Numerous macroeconomic data were released in the US last week, which surprised the market positively. In particular, strong leap Retail, The decline in claims for unemployment benefits and the progressive rise in consumer prices should have given new impetus to the positive movement on interest rates that began in August 2020.
Conversely, income Treasury On the other hand, they fell by about 8 basis points. Explicitly indescribable movement: The success of the vaccination program and the consequent reopening of the economy Market sentiment is improving significantly. However, some factors may help us. The first feature is purely technical, with a strong acceleration of the upward trend from mid-February, which pierced the upper part of the channel, reaching an over-acquired level such as pulling back from the excess.
It is associated with partial or total closure of rough conditions, which monetizes profits over time. Also, the Japanese fiscal year ends at the end of March, with the following month, Japanese investors rebuilding their financial positions and creating a buying flow in the treasury. The large interest rate difference between US and Japanese government securities was an interesting opportunity at this point, even in the net of exchange risk hedging.
Employment and consumption should continue to benefit gradually Return to normal, But the market may focus more on inflation data. U.S. consumer prices will remain around 3.6% and just over 4% over the next two months, only due to the release of very negative data in April and May last year (-0.7% and -0, 1%). In some respects, the market should dismiss the “basic effect” already described, but it is true that the issuance of similar numbers last touched during the financial crisis of 2008 could create an emotional reaction to interest rates.

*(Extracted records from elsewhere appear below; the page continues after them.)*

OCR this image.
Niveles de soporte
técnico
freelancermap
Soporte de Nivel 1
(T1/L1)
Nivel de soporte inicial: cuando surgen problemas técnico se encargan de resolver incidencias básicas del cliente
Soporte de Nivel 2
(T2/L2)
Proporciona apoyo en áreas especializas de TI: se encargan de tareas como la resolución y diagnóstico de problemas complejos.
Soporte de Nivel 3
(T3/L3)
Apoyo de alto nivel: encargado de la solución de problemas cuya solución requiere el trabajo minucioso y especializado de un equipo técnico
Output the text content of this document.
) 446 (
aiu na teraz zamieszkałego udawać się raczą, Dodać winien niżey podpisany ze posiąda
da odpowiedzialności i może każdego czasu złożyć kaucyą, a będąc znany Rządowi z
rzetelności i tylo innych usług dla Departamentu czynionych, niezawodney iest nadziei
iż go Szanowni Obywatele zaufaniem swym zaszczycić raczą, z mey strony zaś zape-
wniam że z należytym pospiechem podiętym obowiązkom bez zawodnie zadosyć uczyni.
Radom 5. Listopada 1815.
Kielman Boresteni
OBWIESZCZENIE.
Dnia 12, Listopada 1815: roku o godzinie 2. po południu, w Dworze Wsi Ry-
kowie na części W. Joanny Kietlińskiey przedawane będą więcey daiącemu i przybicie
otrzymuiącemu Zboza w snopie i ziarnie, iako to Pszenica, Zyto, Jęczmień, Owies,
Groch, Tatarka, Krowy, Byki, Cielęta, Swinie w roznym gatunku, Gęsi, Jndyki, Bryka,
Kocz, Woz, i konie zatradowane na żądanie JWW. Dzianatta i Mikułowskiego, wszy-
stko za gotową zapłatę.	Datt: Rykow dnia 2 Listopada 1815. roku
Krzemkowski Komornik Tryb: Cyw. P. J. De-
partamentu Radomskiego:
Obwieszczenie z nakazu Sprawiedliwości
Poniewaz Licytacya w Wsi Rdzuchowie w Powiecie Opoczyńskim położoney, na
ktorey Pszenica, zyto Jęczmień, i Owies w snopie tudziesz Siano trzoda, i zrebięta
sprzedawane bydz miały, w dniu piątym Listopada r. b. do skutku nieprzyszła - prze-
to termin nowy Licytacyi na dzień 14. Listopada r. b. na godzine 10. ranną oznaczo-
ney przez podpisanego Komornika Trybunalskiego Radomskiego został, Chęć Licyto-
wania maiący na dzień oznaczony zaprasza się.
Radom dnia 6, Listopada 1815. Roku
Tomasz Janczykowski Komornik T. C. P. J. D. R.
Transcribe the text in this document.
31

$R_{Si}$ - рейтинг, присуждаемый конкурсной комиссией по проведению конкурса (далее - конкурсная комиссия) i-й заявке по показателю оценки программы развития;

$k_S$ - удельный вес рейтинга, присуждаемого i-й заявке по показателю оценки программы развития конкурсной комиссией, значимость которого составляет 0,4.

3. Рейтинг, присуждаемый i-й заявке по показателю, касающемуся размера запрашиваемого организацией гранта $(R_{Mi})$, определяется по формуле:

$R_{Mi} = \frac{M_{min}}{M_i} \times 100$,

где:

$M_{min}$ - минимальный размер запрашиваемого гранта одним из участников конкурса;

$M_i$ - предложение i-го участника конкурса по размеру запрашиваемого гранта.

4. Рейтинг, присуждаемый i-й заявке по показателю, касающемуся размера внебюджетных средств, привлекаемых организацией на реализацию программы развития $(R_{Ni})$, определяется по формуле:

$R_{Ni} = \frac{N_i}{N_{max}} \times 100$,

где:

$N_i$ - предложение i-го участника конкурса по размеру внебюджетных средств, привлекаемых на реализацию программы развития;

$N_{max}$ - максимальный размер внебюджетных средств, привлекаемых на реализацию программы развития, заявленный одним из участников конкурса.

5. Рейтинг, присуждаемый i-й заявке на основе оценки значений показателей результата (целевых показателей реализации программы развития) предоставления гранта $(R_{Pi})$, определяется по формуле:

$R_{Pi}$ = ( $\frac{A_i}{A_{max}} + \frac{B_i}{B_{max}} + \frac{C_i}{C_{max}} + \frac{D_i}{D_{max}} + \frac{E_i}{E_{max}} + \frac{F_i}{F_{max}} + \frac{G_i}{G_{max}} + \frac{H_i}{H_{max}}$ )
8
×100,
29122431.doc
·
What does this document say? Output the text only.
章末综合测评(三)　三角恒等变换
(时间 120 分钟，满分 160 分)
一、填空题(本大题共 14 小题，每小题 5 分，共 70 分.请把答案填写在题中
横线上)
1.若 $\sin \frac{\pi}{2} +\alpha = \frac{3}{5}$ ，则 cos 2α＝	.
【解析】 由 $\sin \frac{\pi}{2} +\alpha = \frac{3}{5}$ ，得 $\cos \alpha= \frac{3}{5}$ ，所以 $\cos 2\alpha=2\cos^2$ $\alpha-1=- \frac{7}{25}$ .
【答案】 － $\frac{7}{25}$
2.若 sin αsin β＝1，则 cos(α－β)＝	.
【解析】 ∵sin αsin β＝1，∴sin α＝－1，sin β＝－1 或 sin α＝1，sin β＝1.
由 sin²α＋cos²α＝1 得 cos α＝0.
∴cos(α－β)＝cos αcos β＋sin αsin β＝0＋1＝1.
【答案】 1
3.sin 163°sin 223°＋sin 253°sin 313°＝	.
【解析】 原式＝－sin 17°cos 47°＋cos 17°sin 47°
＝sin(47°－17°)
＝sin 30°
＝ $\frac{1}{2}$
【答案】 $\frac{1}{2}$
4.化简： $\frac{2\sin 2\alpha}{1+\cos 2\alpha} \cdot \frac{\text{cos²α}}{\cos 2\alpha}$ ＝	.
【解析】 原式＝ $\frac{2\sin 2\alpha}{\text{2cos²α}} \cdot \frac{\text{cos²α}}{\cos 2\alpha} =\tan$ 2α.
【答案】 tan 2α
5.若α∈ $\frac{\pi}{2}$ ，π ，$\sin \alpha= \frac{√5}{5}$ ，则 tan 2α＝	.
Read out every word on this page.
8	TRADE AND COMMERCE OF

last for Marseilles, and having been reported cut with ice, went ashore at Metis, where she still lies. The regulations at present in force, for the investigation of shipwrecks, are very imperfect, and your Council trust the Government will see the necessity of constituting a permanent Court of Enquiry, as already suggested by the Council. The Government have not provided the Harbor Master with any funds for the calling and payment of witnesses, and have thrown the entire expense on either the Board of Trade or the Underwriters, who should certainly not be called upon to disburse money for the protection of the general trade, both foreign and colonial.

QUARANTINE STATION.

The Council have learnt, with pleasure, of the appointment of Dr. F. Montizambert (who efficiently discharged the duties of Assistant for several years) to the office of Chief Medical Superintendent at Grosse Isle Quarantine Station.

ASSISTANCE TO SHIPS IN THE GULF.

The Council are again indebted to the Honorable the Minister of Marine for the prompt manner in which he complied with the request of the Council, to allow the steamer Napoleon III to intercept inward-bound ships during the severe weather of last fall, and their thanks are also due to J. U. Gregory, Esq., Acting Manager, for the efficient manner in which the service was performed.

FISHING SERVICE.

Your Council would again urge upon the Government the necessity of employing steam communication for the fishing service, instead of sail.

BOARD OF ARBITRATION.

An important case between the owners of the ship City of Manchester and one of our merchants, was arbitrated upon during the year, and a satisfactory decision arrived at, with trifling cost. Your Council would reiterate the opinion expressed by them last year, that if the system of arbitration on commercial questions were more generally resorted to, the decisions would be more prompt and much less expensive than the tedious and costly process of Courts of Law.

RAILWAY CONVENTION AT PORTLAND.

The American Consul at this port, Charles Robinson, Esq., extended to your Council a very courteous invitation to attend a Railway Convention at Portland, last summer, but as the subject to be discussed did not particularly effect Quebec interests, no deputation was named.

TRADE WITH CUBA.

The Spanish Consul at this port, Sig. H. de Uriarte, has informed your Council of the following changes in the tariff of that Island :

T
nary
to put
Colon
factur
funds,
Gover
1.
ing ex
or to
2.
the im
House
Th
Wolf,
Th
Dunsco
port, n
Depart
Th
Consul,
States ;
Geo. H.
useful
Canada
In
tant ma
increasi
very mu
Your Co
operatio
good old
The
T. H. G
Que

As discussed, this aspect is primarily about the United States, but even the eurozone may not object to it in the future. The European bond yield curve has another reason for attention, with negative yields and a much flatter shape than the US.
This means in many cases iLeading investors to accept higher risk (Longer period), in order to obtain a less negative or slightly positive yield at maturity.
However, if the ECB has an “approach” similar to that shown by the central bank over the past few months, any vertical curve in the United States could have a significant impact on portfolio performance.
Facing this asymmetry (low yield, high curvature risk), so it is better to consider a Cautionary approach, Restricts exposure to the longest part of the curve.